Текст книги "Последний из удэге"
Автор книги: Александр Фадеев
сообщить о нарушении
Текущая страница: 42 (всего у книги 43 страниц)
Петр и Яков Бутов в тот момент, когда Сеня и Сережа зашли к ним, спорили о том, взрывать ли стоившие многие миллионы денег новые американские подъемники.
Их было три, подъемника, по числу перевалов. Те, что были близ рудника и близ Кангауза, взялись взорвать сами рабочие, и там все уже было налажено. А подъемник возле станции Сицы должны были взорвать партизаны, дав этим взрывом, слышным в оба конца, сигнал и руднику и Кангаузу.
Бутову, работавшему на руднике со дня его основания и любившему его больше родной матери, было жаль подъемников. И Петр, чтобы не сорвалось дело, послал вместе с Бутовым вконец измученного Сеню.

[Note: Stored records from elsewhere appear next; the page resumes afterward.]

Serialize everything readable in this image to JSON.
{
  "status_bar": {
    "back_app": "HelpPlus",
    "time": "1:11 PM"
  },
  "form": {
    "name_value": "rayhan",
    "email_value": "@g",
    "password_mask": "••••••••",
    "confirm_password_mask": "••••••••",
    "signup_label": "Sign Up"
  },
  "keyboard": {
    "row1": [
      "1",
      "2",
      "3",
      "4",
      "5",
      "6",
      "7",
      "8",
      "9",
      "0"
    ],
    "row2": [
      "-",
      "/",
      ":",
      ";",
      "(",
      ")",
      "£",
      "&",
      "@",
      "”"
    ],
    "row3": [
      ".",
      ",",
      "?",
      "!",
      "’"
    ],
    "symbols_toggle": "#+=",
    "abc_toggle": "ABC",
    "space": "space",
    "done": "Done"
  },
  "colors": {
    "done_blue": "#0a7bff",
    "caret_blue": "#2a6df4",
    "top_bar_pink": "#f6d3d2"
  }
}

С того момента, как Бутов и Сеня уехали с группой подрывников, что бы Петр ни делал, мысль его все время возвращалась к одному: "А как там?"
К ночи народ схлынул, а Петр, зная, что не уснет, пока не услышит взрывов, не уходил из ревкома, писал письма во все концы и все не мог заглушить чувства тревоги.
Ночь стояла темная, в распахнутое окно слышен был тихий шелест чуть моросящего дождя, да дневальный ходил то по крыльцу, то возле крыльца, изредка побрякивая ложем бердана.
"Ты мне брось заливать, будто все это нужно тебе на "оруженье горняков!" – писал Петр Бредюку. – Знаю, сколько винтовок ты вывез из Шкотова, знаю, сколько пошло к тебе горняков. Приеду, найду, буду судить страшным судом…" – яростно писал он.
Но вот и письма были написаны, шел уже третий час ночи, а все не слышно было взрывов, и Петр не мог заставить себя уйти из ревкома.
Усталость многих дней разлилась по телу, Петр все сидел и ждал, потом положил голову на руки и задремал.
Что-то забавное представлялось ему… Да, Алеша спал теперь на складных козлах, а из-под подушки выглядывали теплые шерстяные носки, и Алеша спал, положив на них руку… "Вот, черт! Ближе к сердцу! Нет того, чтобы носить!.." И вдруг что-то тихо защемило на сердце у Петра…
"Ах, как нехорошо, – говорила она, склонив голову и глядя на него своим теплым звериным взглядом. – Вы сами знаете, что поступили нехорошо, нечестно, но я люблю вас, и мы могли бы быть так счастливы!.."
Он вздрогнул и открыл глаза: ему показалось, что он услышал звук взрыва, но все было тихо вокруг, дождь тихо шелестел в темном окне, и шагал дневальный, и в душе Петра было все то же щемящее, нежное чувство. "Но разве это уже поздно? – подумал он. – Черт! Как долго нет этого взрыва! Ну, Бутов, спущу я с тебя шкуру! А если они погибли?.."
Он встал и зашагал по комнате.
Чуть посветлело за окном, крыши и деревья едва проступали в волнах чего-то серого, медленно несущегося во тьме, видно стало, как моросит дождь.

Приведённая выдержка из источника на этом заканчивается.